To Color Code, or Not to Color Code? It Is Now Optional

Jose Nery, PharmD, 2022-2023 ISMP Safe Medication Management Fellow

You are likely familiar with the color coded anesthesia syringes made by many 503b compounding facilities. This color coding system [See Table 1] was originally created by the American Society for Testing and Materials (ASTM). The standard (ASTM Standard D4774 Standard Specification for User Applied Drug Labels in Anesthesiology) was intended for user applied drug labels in anesthesiology to differentiate specific drug classes. As anesthesia providers selected the medication, read the label, and drew up the medication, they would then apply a color-coded label to the syringe. Ideally, anesthesia providers would only require one medication from each class and know what’s in each syringe since they prepared it.

table 1 color coding

While this standard was not intended for commercially produced syringes, manufacturers eventually began applying it to pre-made syringes in the late 2000s. The inherent problem is that practitioners (pharmacy staff and anesthesia-providers alike) tend to rely more on color, shape, or size of a product than actually reading the label. This can be a major issue when, for example, a practitioner has to select from three different opioids with drastically different potencies that are all the same shade of Blue 297 or three different paralytics that are the same shade of Florescent Red 805.

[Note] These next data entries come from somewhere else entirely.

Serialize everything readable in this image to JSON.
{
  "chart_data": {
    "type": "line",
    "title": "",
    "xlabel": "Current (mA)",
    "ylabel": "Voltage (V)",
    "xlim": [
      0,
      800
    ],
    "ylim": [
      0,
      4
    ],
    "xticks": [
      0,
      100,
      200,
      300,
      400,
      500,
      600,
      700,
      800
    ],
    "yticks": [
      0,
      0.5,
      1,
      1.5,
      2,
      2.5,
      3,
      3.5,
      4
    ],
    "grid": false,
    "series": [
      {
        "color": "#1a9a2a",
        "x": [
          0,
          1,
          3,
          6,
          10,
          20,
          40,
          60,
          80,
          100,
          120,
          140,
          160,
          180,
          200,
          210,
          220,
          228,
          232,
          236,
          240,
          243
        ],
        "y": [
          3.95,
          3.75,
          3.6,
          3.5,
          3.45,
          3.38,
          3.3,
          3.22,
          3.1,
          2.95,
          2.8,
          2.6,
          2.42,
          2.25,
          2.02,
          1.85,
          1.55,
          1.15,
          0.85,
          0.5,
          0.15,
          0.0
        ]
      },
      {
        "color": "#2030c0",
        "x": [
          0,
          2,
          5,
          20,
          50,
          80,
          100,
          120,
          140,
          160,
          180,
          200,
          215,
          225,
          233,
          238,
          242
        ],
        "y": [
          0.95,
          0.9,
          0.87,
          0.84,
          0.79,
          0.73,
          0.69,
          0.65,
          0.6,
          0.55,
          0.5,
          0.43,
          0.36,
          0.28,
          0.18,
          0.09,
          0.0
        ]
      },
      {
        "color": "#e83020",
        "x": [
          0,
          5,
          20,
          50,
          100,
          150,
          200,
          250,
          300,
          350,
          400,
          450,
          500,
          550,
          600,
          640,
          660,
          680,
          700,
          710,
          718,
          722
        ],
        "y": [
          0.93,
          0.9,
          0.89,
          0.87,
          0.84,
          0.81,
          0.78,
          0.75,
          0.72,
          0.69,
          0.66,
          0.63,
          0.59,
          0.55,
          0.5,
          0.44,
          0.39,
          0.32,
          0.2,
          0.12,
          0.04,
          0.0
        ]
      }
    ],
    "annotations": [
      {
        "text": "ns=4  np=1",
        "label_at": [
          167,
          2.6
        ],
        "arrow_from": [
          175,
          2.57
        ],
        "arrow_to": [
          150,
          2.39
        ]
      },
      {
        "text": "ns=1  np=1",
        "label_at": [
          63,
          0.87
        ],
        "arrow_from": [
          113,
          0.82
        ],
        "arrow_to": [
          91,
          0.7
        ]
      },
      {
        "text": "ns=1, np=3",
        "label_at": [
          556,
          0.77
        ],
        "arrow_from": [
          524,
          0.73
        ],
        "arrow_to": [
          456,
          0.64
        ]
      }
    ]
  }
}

As of August 17, 2022, ASTM Standard D4774 was officially withdrawn. This may open the door for compounding facilities to better differentiate colors, patterns, and labels across drug classes. On the other hand, front-line practitioners may be engrained in their ways and actually prefer or request this color-coded system when choosing commercially produced syringes. Regardless, relying on color is a weak medication safety strategy, and pharmacists should limit the variety of medications within each class, restrict use of these products to the perioperative setting, and aim to encourage the use of barcode scanning. For more information and recommendations on this topic, please read Color-coded syringes for anesthesia drugs: use with care.

Reference:

Institute for Safe Medication Practices. Color-coded syringes for anesthesia drugs: use with care. ISMP Medication Safety Alert! Acute Care. 2008; 13(25):1-2.